Еще много говорила мне Елизавета Николаевна, но ведь говорил и батюшка, преподавая мне Закон Божий, о грехе, о заповедях, о рае и аде. Все это бы­ло и прошло, как-то мимоходом, не то, что несерьез­но, все же казалось не так уж обязательным. От тек­стов, которые заучивали наизусть, иначе «срежешь­ся на экзамене», почти ничего не осталось в памяти, да и в жизни не пригодилось. А вот «синодик», «веч­ное поминовение» и забота о душе как высшая необ­ходимость были первым стуком-вопросом в мое по­тайное Я. Мое сердце — и есть мое потайное Я — мое Святая Святых, скрытый центр, глубина моей личности, хранилище всех ценностей, которыми я обладаю. Так, я думаю, и о сердце каждого человека, но мы не все одинаково богаты. Конечно, к этому я пришла, будучи более взрослой, но зерно-дума уже было брошено сейчас на почву размышлений.
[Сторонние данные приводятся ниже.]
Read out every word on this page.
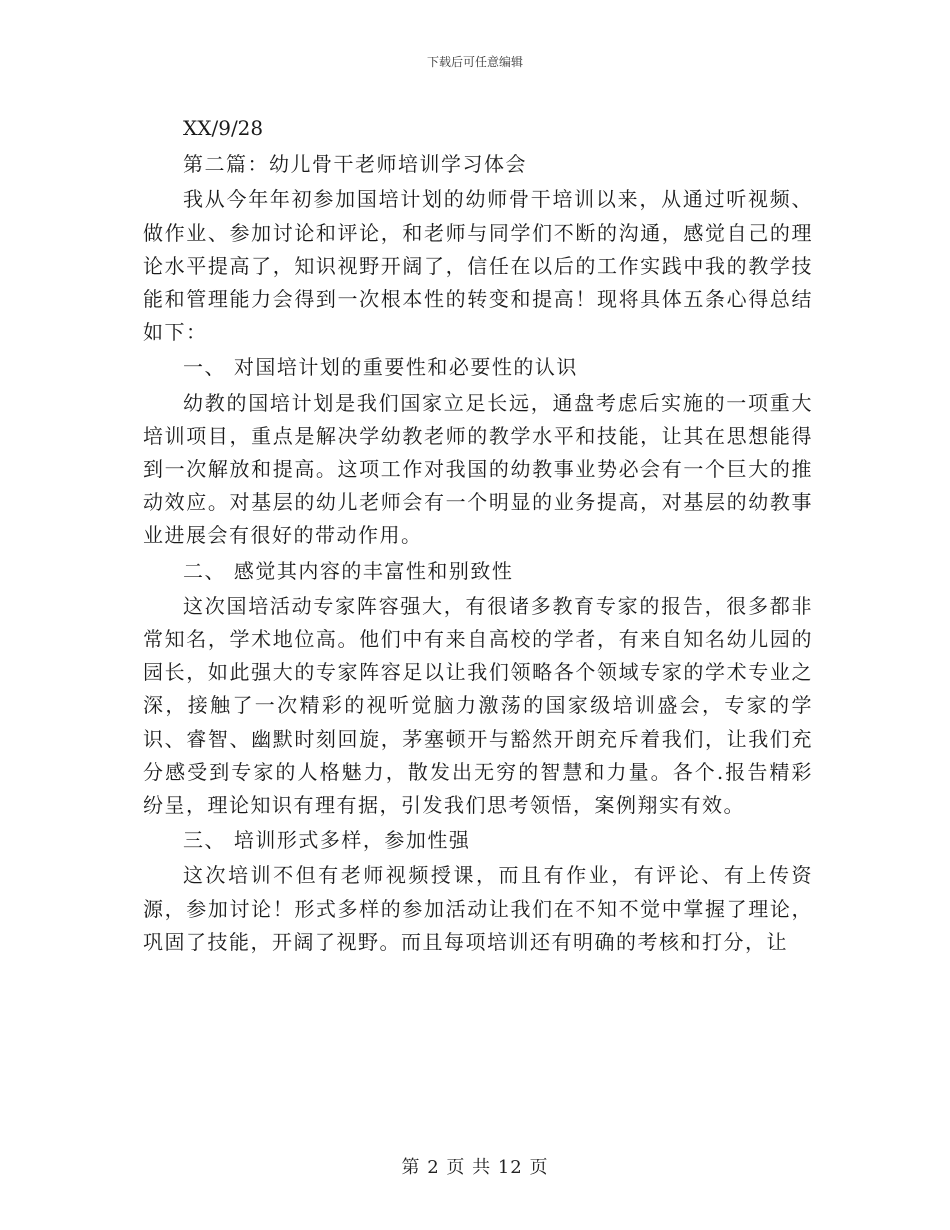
下载后可任意编辑

XX/9/28

第二篇：幼儿骨干老师培训学习体会

我从今年年初参加国培计划的幼师骨干培训以来，从通过听视频、做作业、参加讨论和评论，和老师与同学们不断的沟通，感觉自己的理论水平提高了，知识视野开阔了，信任在以后的工作实践中我的教学技能和管理能力会得到一次根本性的转变和提高！现将具体五条心得总结如下：

一、 对国培计划的重要性和必要性的认识

幼教的国培计划是我们国家立足长远，通盘考虑后实施的一项重大培训项目，重点是解决学幼教老师的教学水平和技能，让其在思想能得到一次解放和提高。这项工作对我国的幼教事业势必会有一个巨大的推动效应。对基层的幼儿老师会有一个明显的业务提高，对基层的幼教事业进展会有很好的带动作用。

二、 感觉其内容的丰富性和别致性

这次国培活动专家阵容强大，有很诸多教育专家的报告，很多都非常知名，学术地位高。他们中有来自高校的学者，有来自知名幼儿园的园长，如此强大的专家阵容足以让我们领略各个领域专家的学术专业之深，接触了一次精彩的视听觉脑力激荡的国家级培训盛会，专家的学识、睿智、幽默时刻回旋，茅塞顿开与豁然开朗充斥着我们，让我们充分感受到专家的人格魅力，散发出无穷的智慧和力量。各个.报告精彩纷呈，理论知识有理有据，引发我们思考领悟，案例翔实有效。

三、 培训形式多样，参加性强

这次培训不但有老师视频授课，而且有作业，有评论、有上传资源，参加讨论！形式多样的参加活动让我们在不知不觉中掌握了理论，巩固了技能，开阔了视野。而且每项培训还有明确的考核和打分，让

第 2 页 共 12 页
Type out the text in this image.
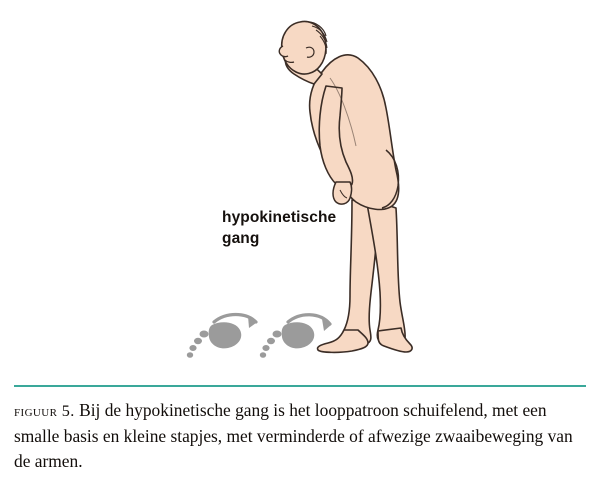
hypokinetische gang
figuur 5. Bij de hypokinetische gang is het looppatroon schuifelend, met een smalle basis en kleine stapjes, met verminderde of afwezige zwaaibeweging van de armen.
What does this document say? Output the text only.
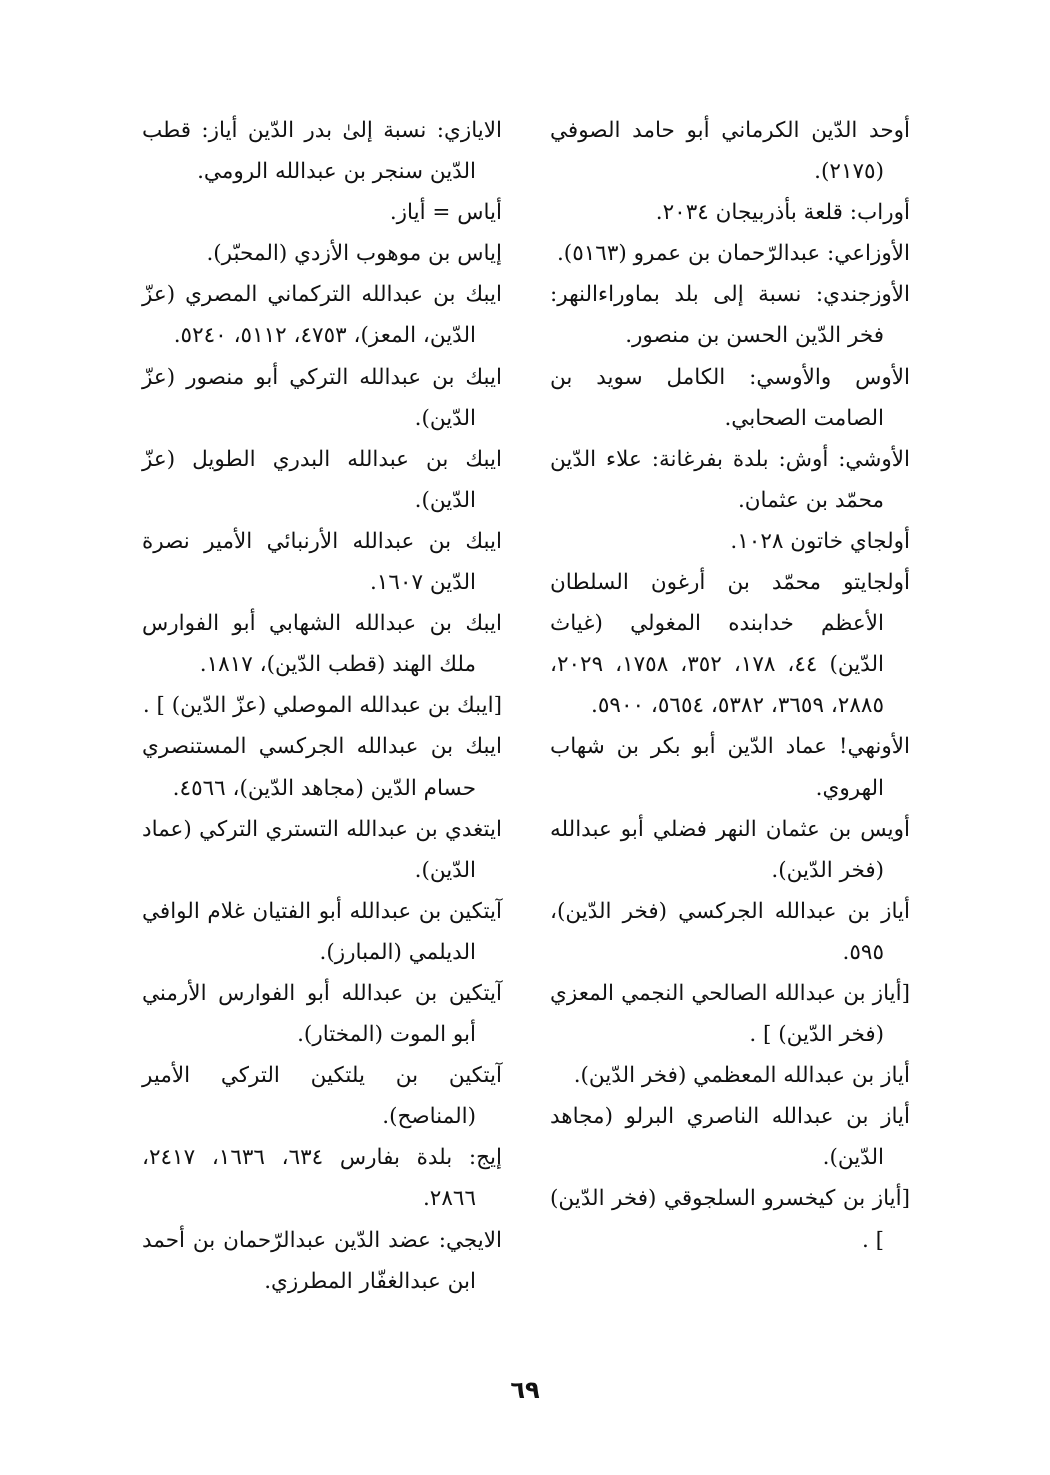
أوحد الدّين الكرماني أبو حامد الصوفي (٢١٧٥).

أوراب: قلعة بأذربيجان ٢٠٣٤.

الأوزاعي: عبدالرّحمان بن عمرو (٥١٦٣).

الأوزجندي: نسبة إلى بلد بماوراءالنهر: فخر الدّين الحسن بن منصور.

الأوس والأوسي: الكامل سويد بن الصامت الصحابي.

الأوشي: أوش: بلدة بفرغانة: علاء الدّين محمّد بن عثمان.

أولجاي خاتون ١٠٢٨.

أولجايتو محمّد بن أرغون السلطان الأعظم خدابنده المغولي (غياث الدّين) ٤٤، ١٧٨، ٣٥٢، ١٧٥٨، ٢٠٢٩، ٢٨٨٥، ٣٦٥٩، ٥٣٨٢، ٥٦٥٤، ٥٩٠٠.

الأونهي! عماد الدّين أبو بكر بن شهاب الهروي.

أويس بن عثمان النهر فضلي أبو عبدالله (فخر الدّين).

أياز بن عبدالله الجركسي (فخر الدّين)، ٥٩٥.

[أياز بن عبدالله الصالحي النجمي المعزي (فخر الدّين) ] .

أياز بن عبدالله المعظمي (فخر الدّين).

أياز بن عبدالله الناصري البرلو (مجاهد الدّين).

[أياز بن كيخسرو السلجوقي (فخر الدّين) ] .

الايازي: نسبة إلىٰ بدر الدّين أياز: قطب الدّين سنجر بن عبدالله الرومي.

أياس = أياز.

إياس بن موهوب الأزدي (المحبّر).

ايبك بن عبدالله التركماني المصري (عزّ الدّين، المعز)، ٤٧٥٣، ٥١١٢، ٥٢٤٠.

ايبك بن عبدالله التركي أبو منصور (عزّ الدّين).

ايبك بن عبدالله البدري الطويل (عزّ الدّين).

ايبك بن عبدالله الأرنبائي الأمير نصرة الدّين ١٦٠٧.

ايبك بن عبدالله الشهابي أبو الفوارس ملك الهند (قطب الدّين)، ١٨١٧.

[ايبك بن عبدالله الموصلي (عزّ الدّين) ] .

ايبك بن عبدالله الجركسي المستنصري حسام الدّين (مجاهد الدّين)، ٤٥٦٦.

ايتغدي بن عبدالله التستري التركي (عماد الدّين).

آيتكين بن عبدالله أبو الفتيان غلام الوافي الديلمي (المبارز).

آيتكين بن عبدالله أبو الفوارس الأرمني أبو الموت (المختار).

آيتكين بن يلتكين التركي الأمير (المناصح).

إيج: بلدة بفارس ٦٣٤، ١٦٣٦، ٢٤١٧، ٢٨٦٦.

الايجي: عضد الدّين عبدالرّحمان بن أحمد ابن عبدالغفّار المطرزي.

٦٩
К храмовому празднику 15 августа, в день Ус­пения Пресвятой Богородицы, церковь обратилась снаружи и внутри в образец чистоты и благолепия Дома Господня.

* * *

Иначе переживал свое горе Николай Николае­вич. Когда он бывал дома, он не выходил из кабине­та отца. Читал, писал и поздно вечером усаживался в угол моего любимого турецкого дивана, как это делал всегда мой отец, не зажигал огня и оставался в таком положении иногда до утра. Он так и засы­пал, не раздеваясь. Войдя, однажды, вечером в каби­нет, я зажгла свет и нашла Николая Николаевича таким подавленным, таким страдающим, лицо его было омочено слезами, и в глазах столько горя, они как бы говорили: «Не забыть мне этой большой люб­ви, не пережить этой большой тоски». Он тотчас же вскочил, начал искать папиросы, спички и прятать лицо от меня. Я больше не входила в кабинет, когда там было темно, боясь помешать.
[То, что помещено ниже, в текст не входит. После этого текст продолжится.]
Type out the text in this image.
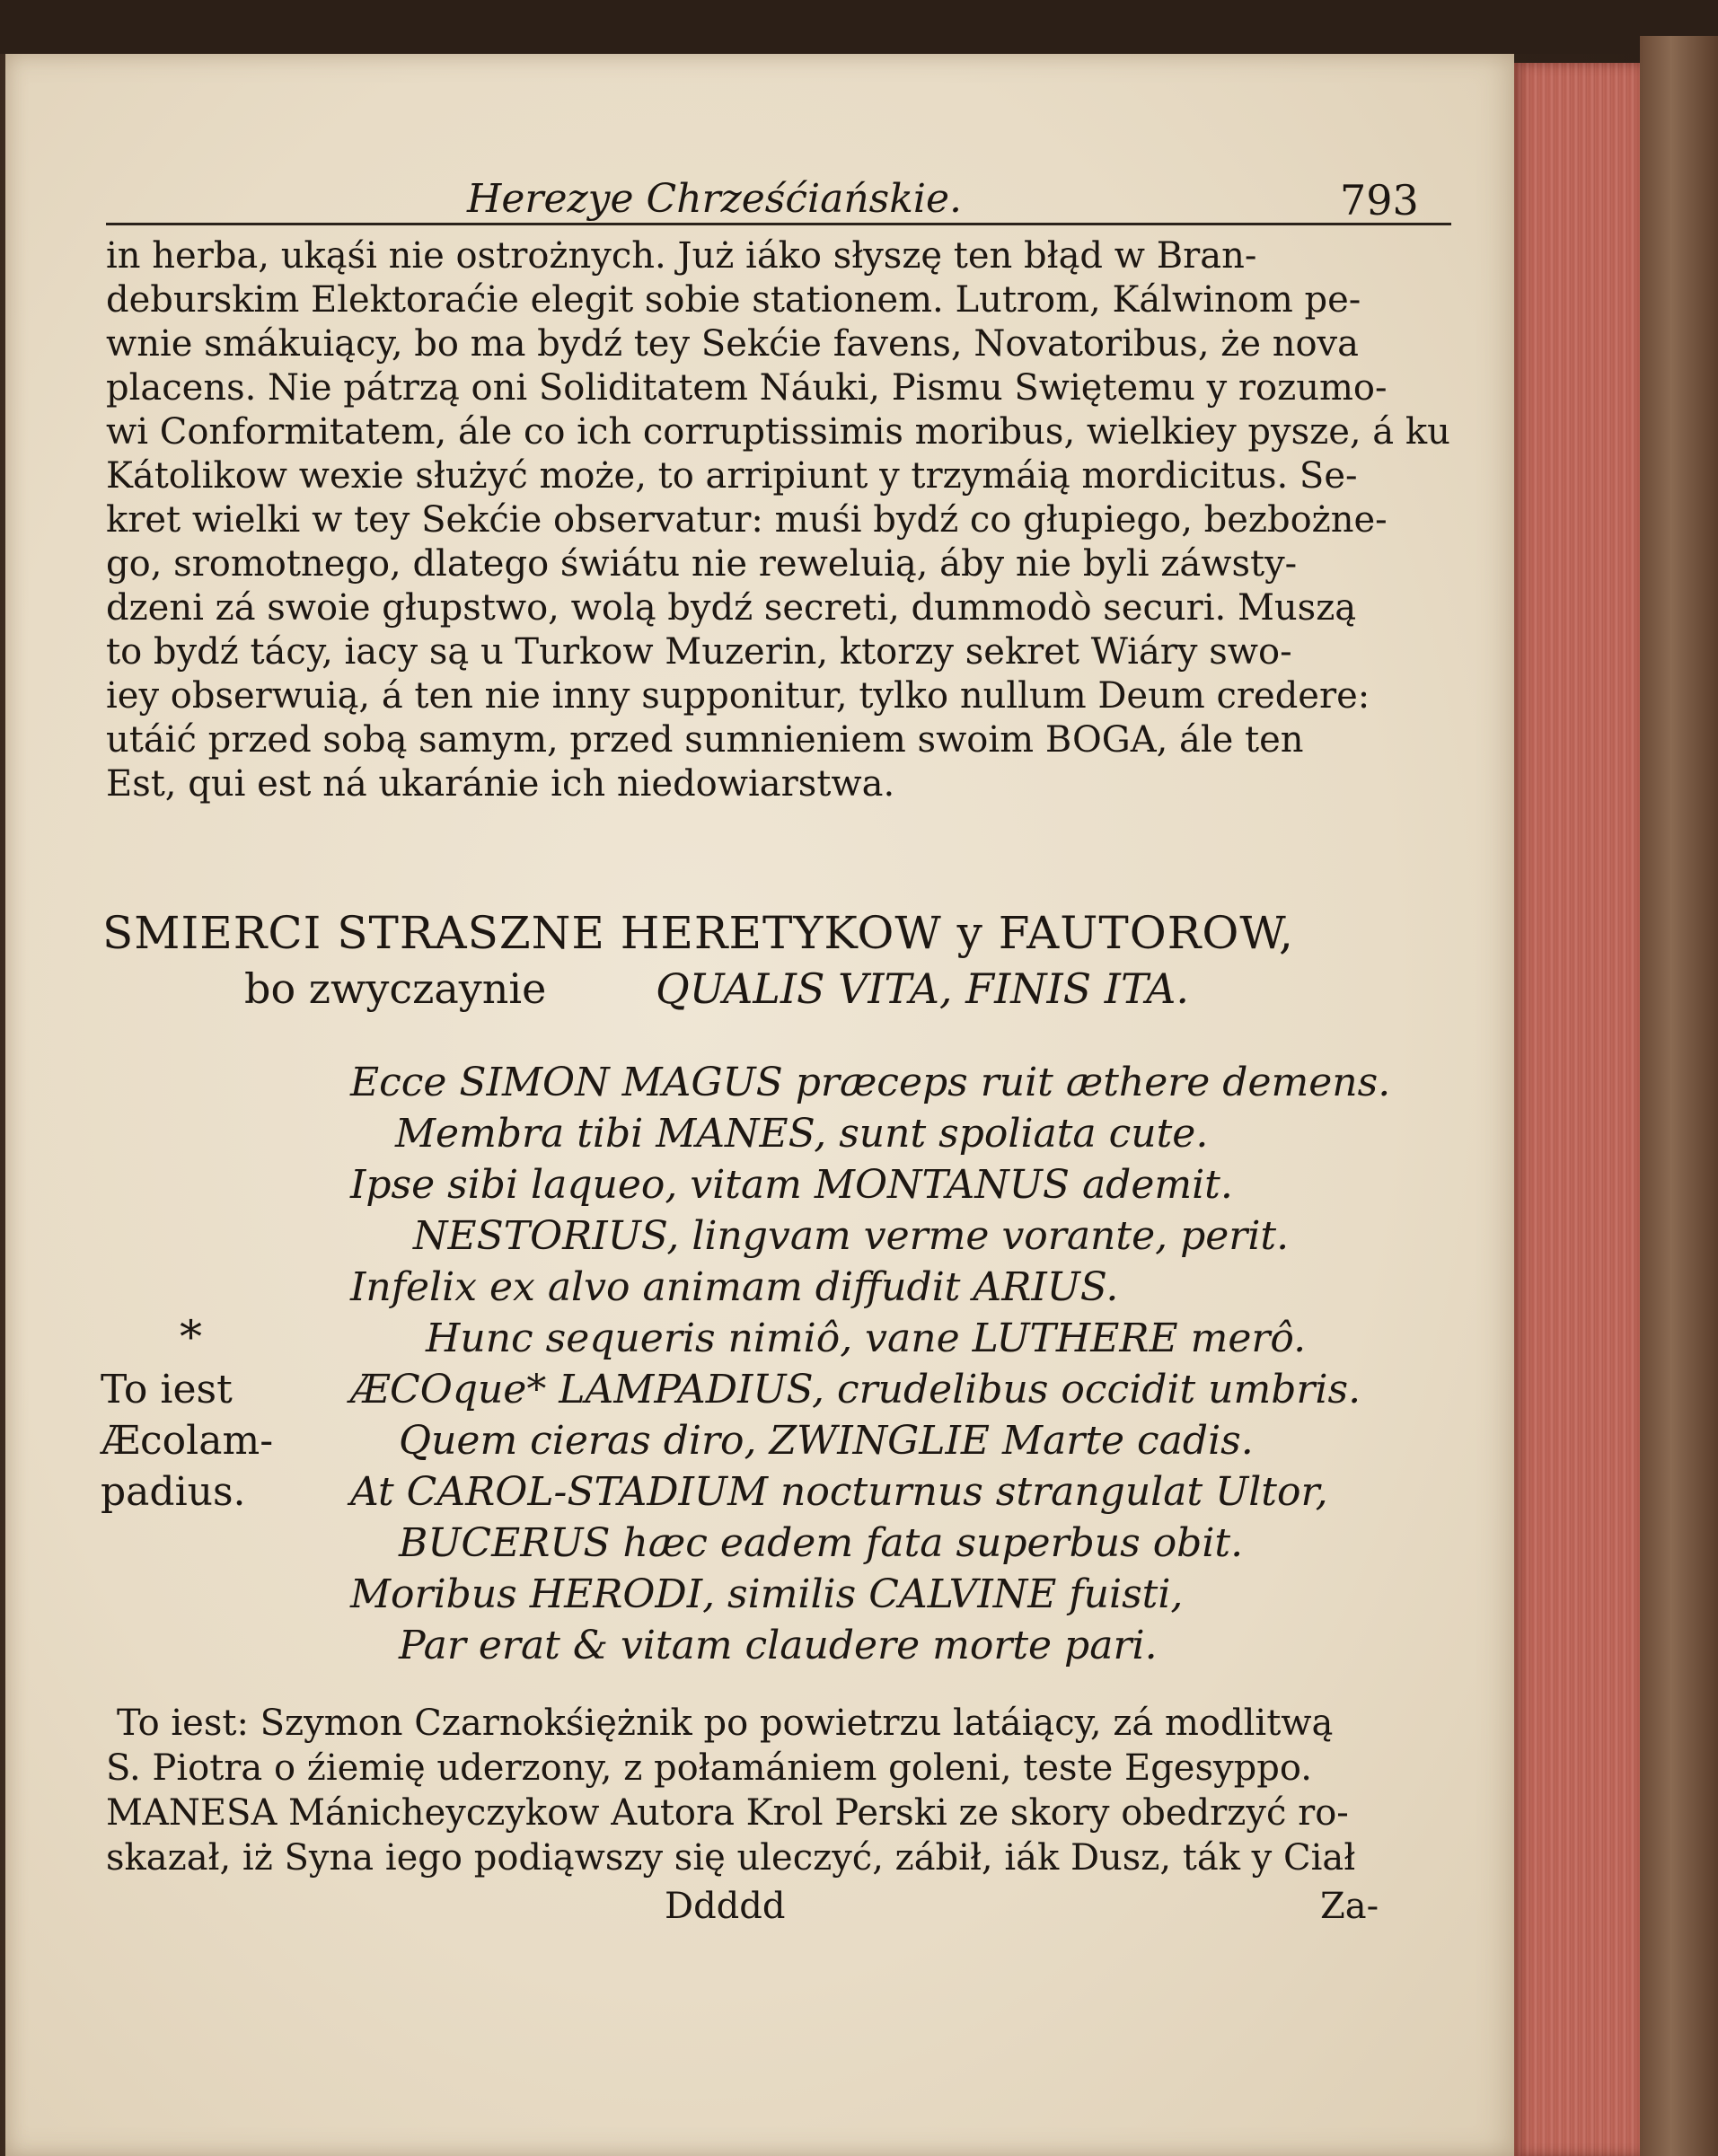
Herezye Chrześćiańskie.	793
in herba, ukąśi nie ostrożnych. Już iáko słyszę ten błąd w Bran-
deburskim Elektoraćie elegit sobie stationem. Lutrom, Kálwinom pe-
wnie smákuiący, bo ma bydź tey Sekćie favens, Novatoribus, że nova
placens. Nie pátrzą oni Soliditatem Náuki, Pismu Swiętemu y rozumo-
wi Conformitatem, ále co ich corruptissimis moribus, wielkiey pysze, á ku
Kátolikow wexie służyć może, to arripiunt y trzymáią mordicitus. Se-
kret wielki w tey Sekćie observatur: muśi bydź co głupiego, bezbożne-
go, sromotnego, dlatego świátu nie reweluią, áby nie byli záwsty-
dzeni zá swoie głupstwo, wolą bydź secreti, dummodò securi. Muszą
to bydź tácy, iacy są u Turkow Muzerin, ktorzy sekret Wiáry swo-
iey obserwuią, á ten nie inny supponitur, tylko nullum Deum credere:
utáić przed sobą samym, przed sumnieniem swoim BOGA, ále ten
Est, qui est ná ukaránie ich niedowiarstwa.
SMIERCI STRASZNE HERETYKOW y FAUTOROW,
bo zwyczaynie	QUALIS VITA, FINIS ITA.
Ecce SIMON MAGUS præceps ruit æthere demens.
Membra tibi MANES, sunt spoliata cute.
Ipse sibi laqueo, vitam MONTANUS ademit.
NESTORIUS, lingvam verme vorante, perit.
Infelix ex alvo animam diffudit ARIUS.
Hunc sequeris nimiô, vane LUTHERE merô.
ÆCOque* LAMPADIUS, crudelibus occidit umbris.
Quem cieras diro, ZWINGLIE Marte cadis.
At CAROL-STADIUM nocturnus strangulat Ultor,
BUCERUS hæc eadem fata superbus obit.
Moribus HERODI, similis CALVINE fuisti,
Par erat & vitam claudere morte pari.
*
To iest
Æcolam-
padius.
To iest: Szymon Czarnokśiężnik po powietrzu latáiący, zá modlitwą
S. Piotra o źiemię uderzony, z połamániem goleni, teste Egesyppo.
MANESA Mánicheyczykow Autora Krol Perski ze skory obedrzyć ro-
skazał, iż Syna iego podiąwszy się uleczyć, zábił, iák Dusz, ták y Ciał
Ddddd	Za-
Елизавета Николаевна переживала тоже как-то особенно. Она никому и ни к чему не позволяла притрагиваться в кабинете отца. Сама убирала и строго соблюдала, чтобы все было так, как оставил «наш дорогой». Перебирая и протирая вещи на письменном столе, она разговаривала сама с собой, я не раз слышала, а может быть, с вещами — не знаю. Когда она ставила вещи обратно, то неизмен­но поглаживала их. Ее глаза были часто заплаканы.

Пожалуй, прошел месяц, а может и немного больше, я и Николай Николаевич занялись разбором бумаг и дел отца. Все было в идеальном порядке. Попалась мне и моя тетрадка с «непонятными сло­вами» в особом конверте с надписью: «Танины пле­велы». По утрам я разбирала бумаги одна. И вот од­нажды, в одном глубоком ящике-тайнике я нащупа­ла конверт, который с трудом вытащила. В конвер­те было очень короткое письмо на польском языке, которого я совсем не знала, подпись была Евгения, фамилии я не смогла разобрать. «Да ведь это от красавицы тетки», — промелькнуло у меня подсо­знательно. Штемпель на конверте: «Варшава», дата позапрошлого года. Вот она — разгадка нашей се­мейной тайны. Я должна сейчас, сию минуту узнать содержание письма. Так как Николай Николаевич знал польский язык и исполнял беспрекословно все мои желания и прихоти, не высказывая при этом никогда ни упреков, ни неудовольствия, я не заду­мываясь, вызвала его немедленно из госпиталя. Бы­ло два часа дня. Через пятнадцать минут он был уже дома, сильно встревоженный.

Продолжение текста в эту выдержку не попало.